Reinforcement Learning (RL)
What is it?
Learning by doing, where the quality of learning is determined by how much reward one can get at the end of an episode.
Some terms that people drop when talking about RL
MDP, Models and the rest:
Markov Decision Process or MDP
MDP - A function that is a tuple of (S, A, R, T) , where S - State, A - Action, R - Reward for that A in S, T - Transition probability to go to a next state when action A is taken in state S.
Policy pi:S x A -> [0, 1]
That is, for every state there is a mapping from state to action which has a probability. Sum of all possible action probabilities in a state is 1.
Types
Model free - We don’t know the transition probabilities or rewards before hand. Model based - Transition and rewards are know, thus just follow the path using value iteration to get the optimum policy.
Goal
To gather rewards.
Optimality
What is the goal?
Simple, maximize the reward.
Three models of optimality (criteria).
- Finite horizon - Expectation of reward from time = 0 to horizon.
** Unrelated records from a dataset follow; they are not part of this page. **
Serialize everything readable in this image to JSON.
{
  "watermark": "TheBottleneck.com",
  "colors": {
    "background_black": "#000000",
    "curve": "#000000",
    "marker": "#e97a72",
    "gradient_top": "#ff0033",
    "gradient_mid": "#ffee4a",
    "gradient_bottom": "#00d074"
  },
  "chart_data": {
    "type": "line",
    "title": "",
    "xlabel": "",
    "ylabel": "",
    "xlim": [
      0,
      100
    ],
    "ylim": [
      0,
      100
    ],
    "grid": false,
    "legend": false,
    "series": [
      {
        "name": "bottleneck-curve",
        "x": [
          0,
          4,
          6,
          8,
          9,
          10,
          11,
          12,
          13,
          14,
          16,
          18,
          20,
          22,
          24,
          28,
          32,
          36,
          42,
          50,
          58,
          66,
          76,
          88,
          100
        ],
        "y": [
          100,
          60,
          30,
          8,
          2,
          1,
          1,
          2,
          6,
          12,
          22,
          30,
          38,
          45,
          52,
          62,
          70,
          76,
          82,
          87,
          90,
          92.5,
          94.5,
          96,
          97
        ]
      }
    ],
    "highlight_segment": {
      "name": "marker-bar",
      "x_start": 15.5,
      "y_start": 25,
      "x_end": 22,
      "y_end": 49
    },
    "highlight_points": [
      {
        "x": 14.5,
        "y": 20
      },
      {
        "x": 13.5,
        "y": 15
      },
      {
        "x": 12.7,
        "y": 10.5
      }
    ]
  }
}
- Discounted, infinite horizon - Expectation of discounted rewards from time = 0 to infinity.
- Average reward - Expectation of rewards from time t to horizon when limit of horizon tends to infinity.
Note: Expectation is the average of results when some operation/task is repeated many times, while average is the average of something that is done once.
How the goal is achieved?
This depends on what the optimality condition is, is it convergence, speed of convergence etc.
Value functions
Links optimal criteria to policies.
Two types of functions
State value function : The value of a state s
under policy pi
.
This function helps us to know that is the value of being in a state s
and then from there following the policy pi
.
State, Action function : The value of state s
in which we take the action a
.
This is similar to the state value function, and this one is called the Q value function, it the value of a state s
in which we take a specific action a
and then afterwards follow a policy pi
. The cool thing about these functions are recursive in nature, that is, the solution or value of a state s
can be known if we know that is the solution or value of the state s+1
is. This is called the Bellman Equation. Bellman Equation - The Expected return value of a state can be defined in terms of immediate reward for that state and value of possible next states, weighted by their transition probabilities.
Achieving the best policy.
Optimal Value functions
The value of taking the best or the optimal policy for a state is equal to the return we get by taking the best action for that state. Once we know the optimal value for a state, we can just greedily take the best action for the state and follow through the optimal value function, taking the best action in each state. This thus becomes our optimal policy. This is called the greedy policy, as we are inclined to take the best action available thus far to maximize the expected returns. This is all cool, only problem here is that we need to know the Transition probabilities of going from one state to another. This can be a problem in a model free environment, as we don’t have a clue what is the probability of going from one state to another before exhausting all possible transitions. Thus comes the optimal state, value functions to the rescue.
Optimal (State, Value) functions
These functions, known as Q functions, makes weighted summation over different alternatives. Let’s think about it, for finding the optimal value for an MDP, we need to know which action is the best and how often the best action is chosen. What if we don’t know that, instead we just weigh different actions taken from the state and assigns a number value to each state for all possible actions. If we have a table like this, we could take the actions for each state that gives us the best value
for that state and move on to the next state, following this same process again. In the end, we would get the optimum value for the state from where we started. If we had kept a tab on the actions we took from the starting state, then we have the list of actions that enabled us to get the best possible value, which is the optimal action.
Relationships between the Q value, Value and Policy is a follows:
- Optimum Value is equal to Q values for each state when the action that gives maximum value for a state is taken.
- Optimum policy is nothing but the action that resulted in getting the optimum values in the first place.
The end
Awesome, thus in a two step process, we are able to identify an optimum
policy based on nothing but a Q value table for each state action pairs. Kind of cool right!